The rules of this region issued bronze (without a hole in the middle) coins [Smirnova, 1971; 1981. pp. 324-335; Davutov, Zejmal’, 1985. p. 253]: a ruler with a complicated crown, frequently with wings (exception are the depictions of an elephant looking to the left [Smirnova, 1981. No 1427-1431]) on the obverse; the characteristic V-like Ustrushanian symbol-tamga, sometimes in combination with other symbols and a Sogdian legend with the name of the ruler and the title "Lord", rendered by the heterogram MR’Y {Table 122, 18-21} on the reverse. More than forty coins of this type are known at present, several specimens and two not numerous hoard finds (8 specimens and 10 specimens correspondingly) came from the excavations of the town of Kalai Kakhkakh I in the Shakhristan and also from the well stratified excavations of the ruins of the early medieval Pendzhikent.

The chronology of the Ustrushan coins has not been reliably established yet. In one place Smirnova says that they are dated "archaeologically not later than the VI c. – the beginning of the VII c." [Smirnova, 1971. p. 62; 1981. p. 7], and in another – that they belonged "to the end of the VI-VII c." [Smirnova, 1981. p. 35]. The iconographical similarities to the winged crowns [Smirnova, 1971. p. 62; 1981. p. 32] came from the second and third quarter of the VII c., which would allow to exclude the VI c. and the first quarter or the fist half of the VII c. from consideration.
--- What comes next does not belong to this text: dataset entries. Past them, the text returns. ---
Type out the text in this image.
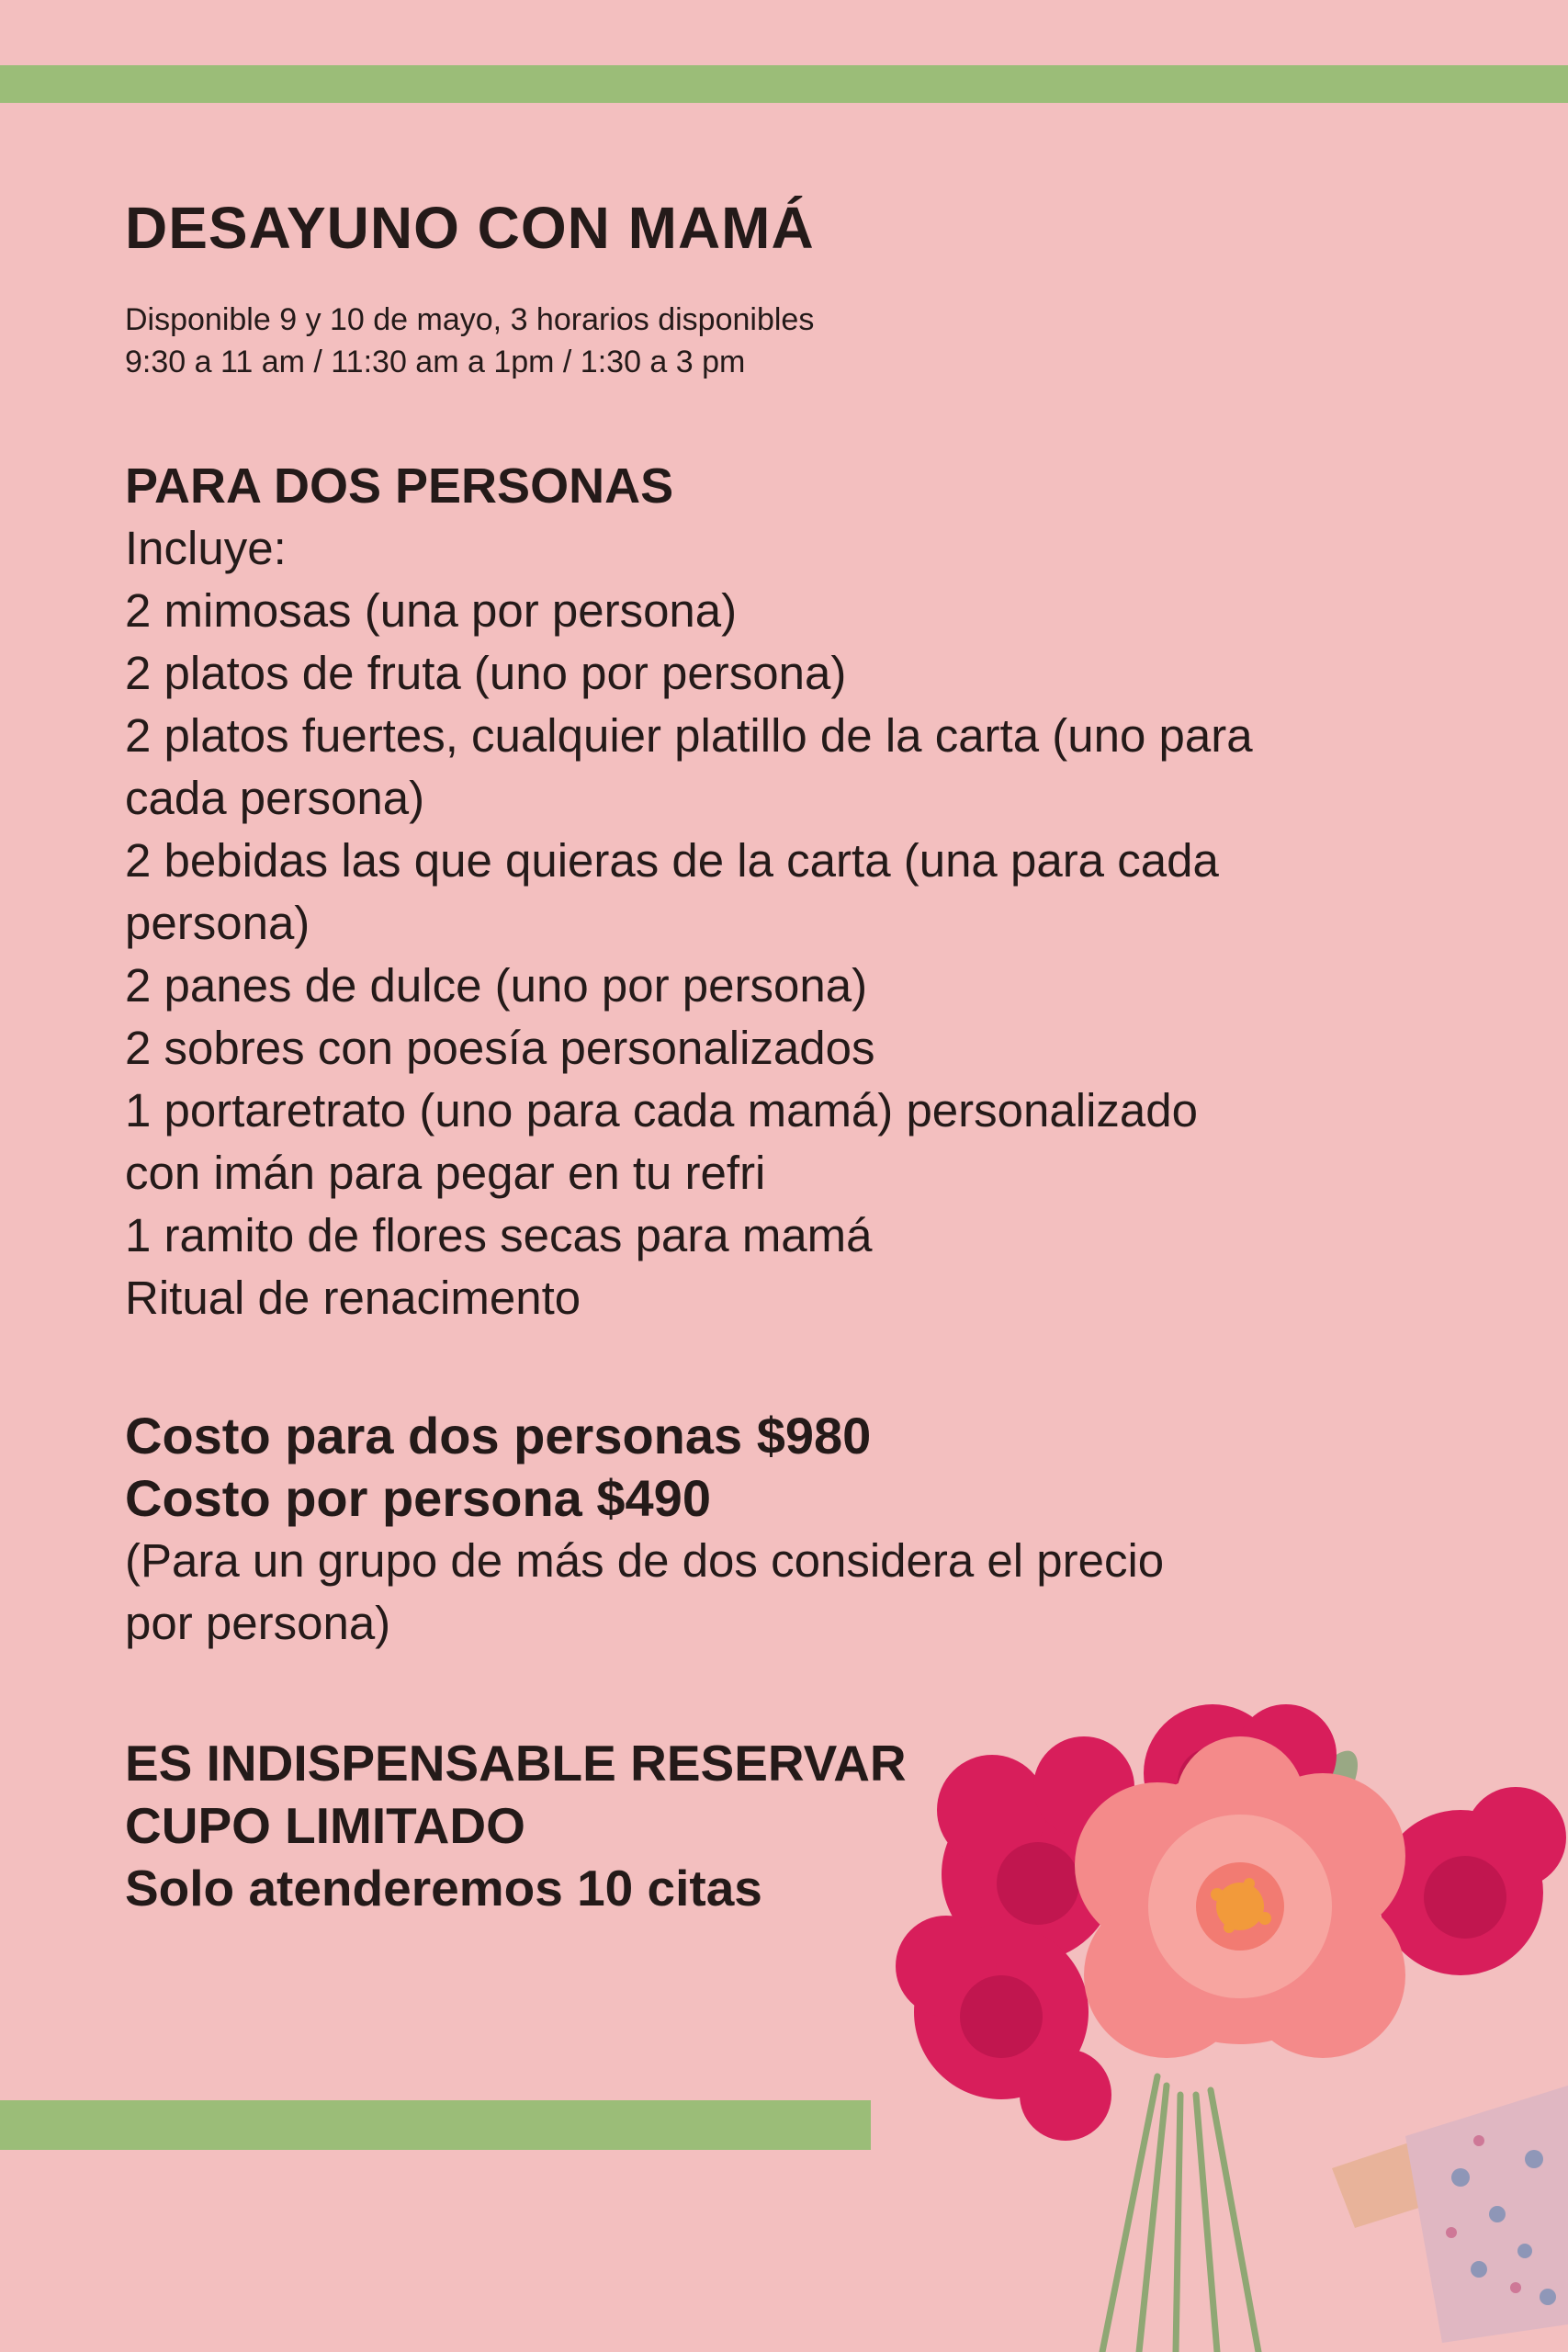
DESAYUNO CON MAMÁ
Disponible 9 y 10 de mayo, 3 horarios disponibles
9:30 a 11 am / 11:30 am a 1pm / 1:30 a 3 pm
PARA DOS PERSONAS
Incluye:
2 mimosas (una por persona)
2 platos de fruta (uno por persona)
2 platos fuertes, cualquier platillo de la carta (uno para
cada persona)
2 bebidas las que quieras de la carta (una para cada
persona)
2 panes de dulce (uno por persona)
2 sobres con poesía personalizados
1 portaretrato (uno para cada mamá) personalizado
con imán para pegar en tu refri
1 ramito de flores secas para mamá
Ritual de renacimento
Costo para dos personas $980
Costo por persona $490
(Para un grupo de más de dos considera el precio
por persona)
ES INDISPENSABLE RESERVAR
CUPO LIMITADO
Solo atenderemos 10 citas
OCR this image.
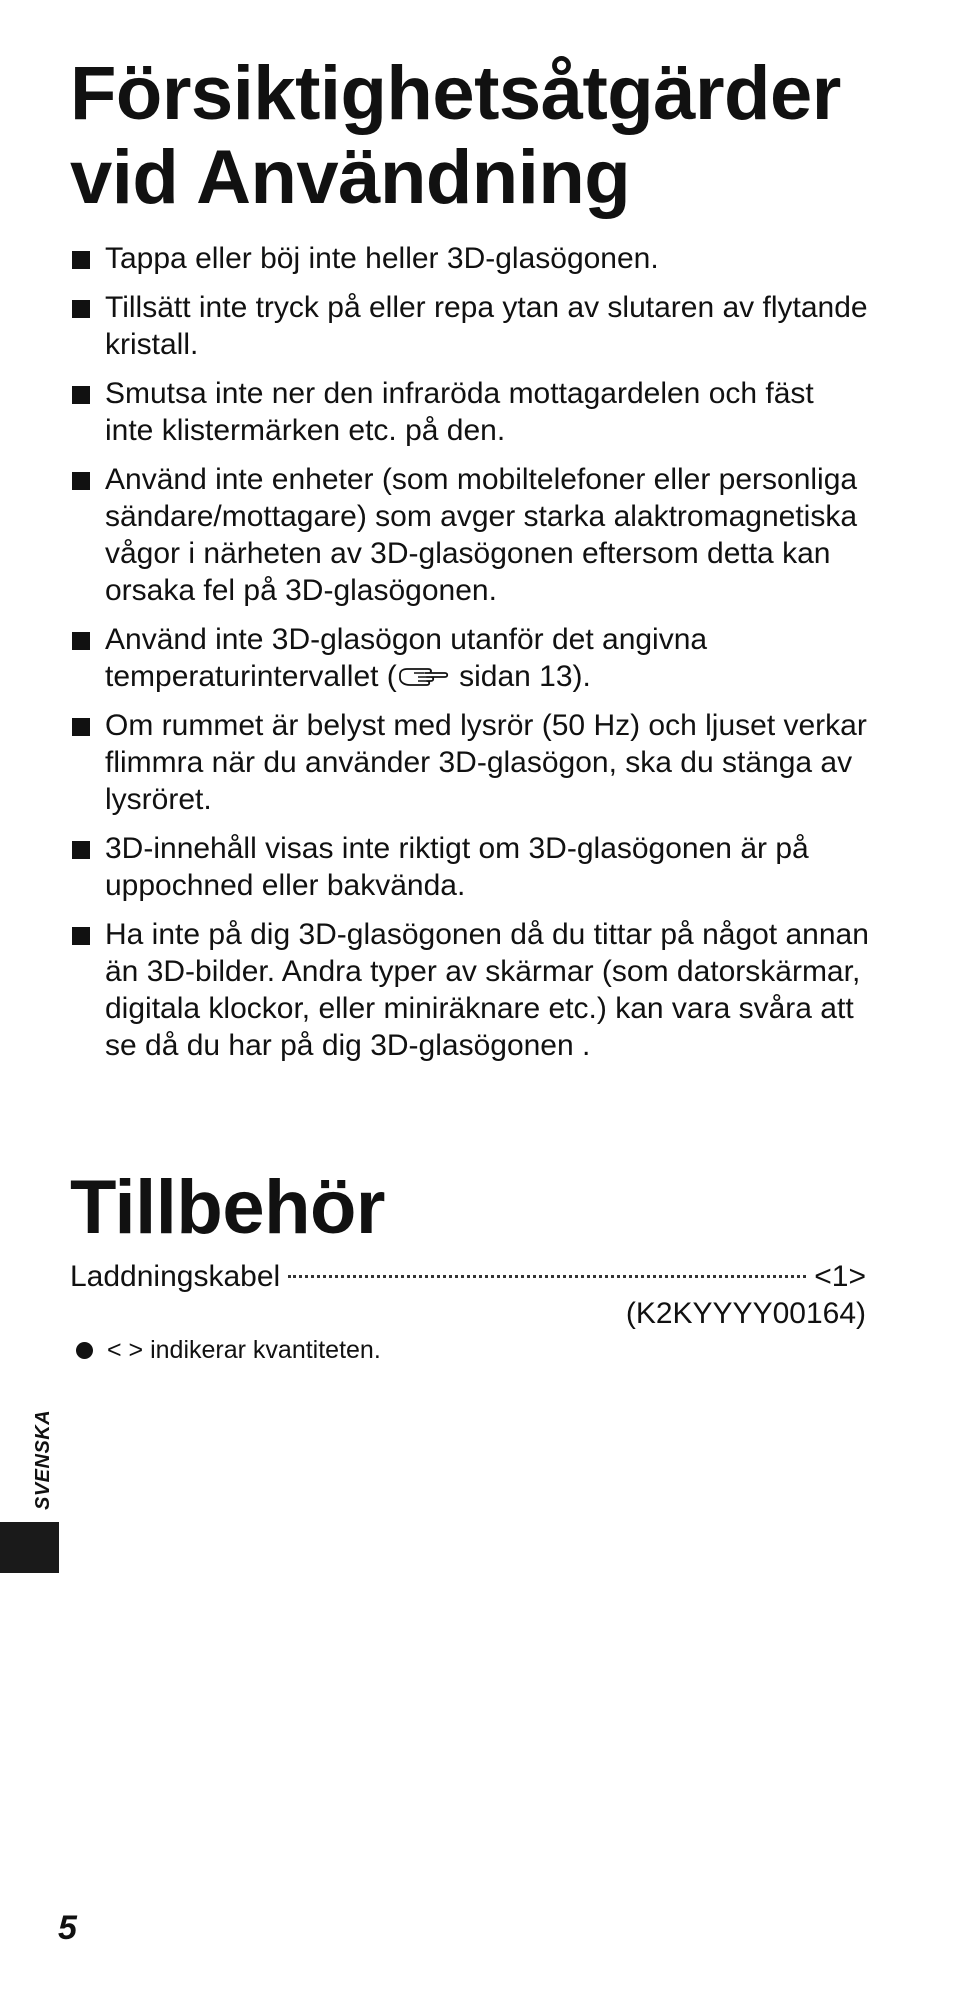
Försiktighetsåtgärder vid Användning
Tappa eller böj inte heller 3D-glasögonen.
Tillsätt inte tryck på eller repa ytan av slutaren av flytande kristall.
Smutsa inte ner den infraröda mottagardelen och fäst inte klistermärken etc. på den.
Använd inte enheter (som mobiltelefoner eller personliga sändare/mottagare) som avger starka alaktromagnetiska vågor i närheten av 3D-glasögonen eftersom detta kan orsaka fel på 3D-glasögonen.
Använd inte 3D-glasögon utanför det angivna temperaturintervallet ( sidan 13).
Om rummet är belyst med lysrör (50 Hz) och ljuset verkar flimmra när du använder 3D-glasögon, ska du stänga av lysröret.
3D-innehåll visas inte riktigt om 3D-glasögonen är på uppochned eller bakvända.
Ha inte på dig 3D-glasögonen då du tittar på något annan än 3D-bilder. Andra typer av skärmar (som datorskärmar, digitala klockor, eller miniräknare etc.) kan vara svåra att se då du har på dig 3D-glasögonen .
Tillbehör
Laddningskabel	<1>
(K2KYYYY00164)
< > indikerar kvantiteten.
SVENSKA
5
At Pendzhikent one group of Ustrushan coins (bearing the name of Satachari) was found in the layers and finds of the second half of the VIII c. [Belenickij, Marshak, Raspopova, 1980. p. 15, 18; Belenickij, Raspopova, 1981. p. 11, 13]. This would mean that the minting of the Ustrushan coins started not earlier than the second half of the VII c. and continued in the fist quarter of the VIII c. This dating coincides well with out general ideas about the monetary economy of Central Asia, but the final say will be with the stratigraphic data – the new finds from Pendzhikent and from sites in Ustrushana (including the data about the two hoard finds at Kalai Kakhkakh I – site VI, room 8 and site V, room I, unpublished yet).

The lack of an exact chronology hinders to use of the Ustrushana coins both as an archaeological dating tool and as a historical evidence: the names of the rulers (Chirdmish, Satachari, Rakhanch), as read by Smirnova, are not found in the written sources. The relatively humble title of "Lord" (MR’Y) attested on the coins point to the dependence of the Ustrushan rulers on some other ruler of a higher rank, which is in agreement with the information of Sjuan Czjan (629 AD) that the ruler of Ustrushan was subordinated to the Tjurks (V.K.: "Tjurks" as opposed to "Turks"). However, if the coins started to be issued from the second half of the VII c. the political situation might have changed.

The economical nature of the Ustrushan coins is still unclear: were they related according to their real value to the silver coins, or was there an obligatory exchange rate. The presence of Ustrushan coins at Pendzhikent would rather favour the first proposition, but there is no definitive answer yet.

There are no published data about finds of non-Ustrushan coins on the territory of Ustrushana. Two finds of early Chach coins: kurgan No 1 from the mound of Outsajm and the settlement of Kajragach in south-western Ferghana [Brikina, 1982. p. 89. Fig. 60] are at present the only evidence for contacts of Ustrushana with Chach at the time when Ustrushana had not yet started to produce its own coins. The Ustrushana coins at Pendzhikent (and other places) speak about some contacts with the Samarkand Sogd in the second half of the VII c. – the first quarter of the VIII c., but we do not know whether these were commercial contacts or some sort of political relations. Even less is known about the early medieval monetary relations of Ustrushana with Khodzhent: even if Khodzhent minted its own coins, they have not been identified.

A "blank spot" in the monetary history of Ustrushana is also the period of struggles for independence against the Arabs, which last for longer in Ustrushana than, for example, in the Samarkand Sogd. We can assume that during the last quarter of the VIII c. Arabic dirhams and fulus were already in circulation in Ustrushana, and that the local coins ceased to circulate.